Based on the foregoing administrative hurdles and due process considerations, the court denied the motion for class certification.
The court’s analysis highlights the importance of a sound mechanism for identifying class members and the potency of an ascertainability challenge if defense counsel can effectively illustrate practical challenges for the court.
More than anything, this case makes clear that it would be imprudent for litigants to treat ascertainability as an afterthought in their Rule 23(a) analysis because, as the holding of this court illustrates, failing to meet ascertainability is fatal for class certification within the First Circuit.
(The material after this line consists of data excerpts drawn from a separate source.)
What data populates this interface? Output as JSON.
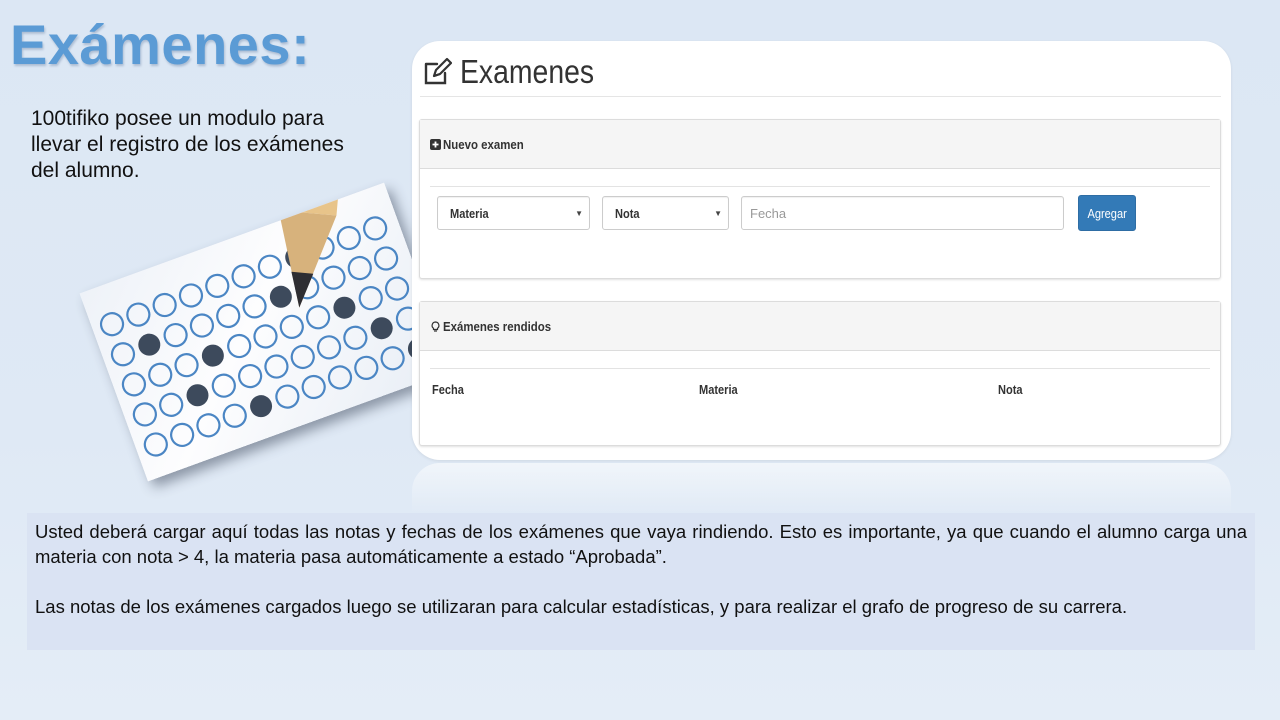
{
  "slide": {
    "title": "Exámenes:",
    "intro": "100tifiko posee un modulo para llevar el registro de los exámenes del alumno.",
    "photo_icon": "pencil-answer-sheet-photo",
    "notes": [
      "Usted deberá cargar aquí todas las notas y fechas de los exámenes que vaya rindiendo. Esto es importante, ya que cuando el alumno carga una materia con nota > 4, la materia pasa automáticamente a estado “Aprobada”.",
      "Las notas de los exámenes cargados luego se utilizaran para calcular estadísticas, y para realizar el grafo de progreso de su carrera."
    ]
  },
  "app": {
    "title": "Examenes",
    "title_icon": "edit-icon",
    "new_exam": {
      "heading": "Nuevo examen",
      "heading_icon": "plus-square-icon",
      "materia_select": "Materia",
      "nota_select": "Nota",
      "fecha_placeholder": "Fecha",
      "add_button": "Agregar"
    },
    "taken_exams": {
      "heading": "Exámenes rendidos",
      "heading_icon": "lightbulb-icon",
      "columns": [
        "Fecha",
        "Materia",
        "Nota"
      ]
    }
  },
  "colors": {
    "title_blue": "#5b9bd5",
    "button_blue": "#337ab7",
    "note_bg": "#dae3f3"
  }
}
Finally, the decision in Hearst Television highlights that venue can be outcome determinative in class action litigation, where there is a persistent circuit court split on whether a class representative must prove an administratively feasible method of identifying absent class members as a precondition for class certification under Rule 23, with the First Circuit aligned with the Third and Fourth Circuits and the Second, Sixth, Seventh, Eighth, Ninth, and Eleventh Circuits following a more permissive standard.
Until the Supreme Court speaks on this division that is ripe for review, litigants should continue to address ascertainability as a critical issue at the certification stage.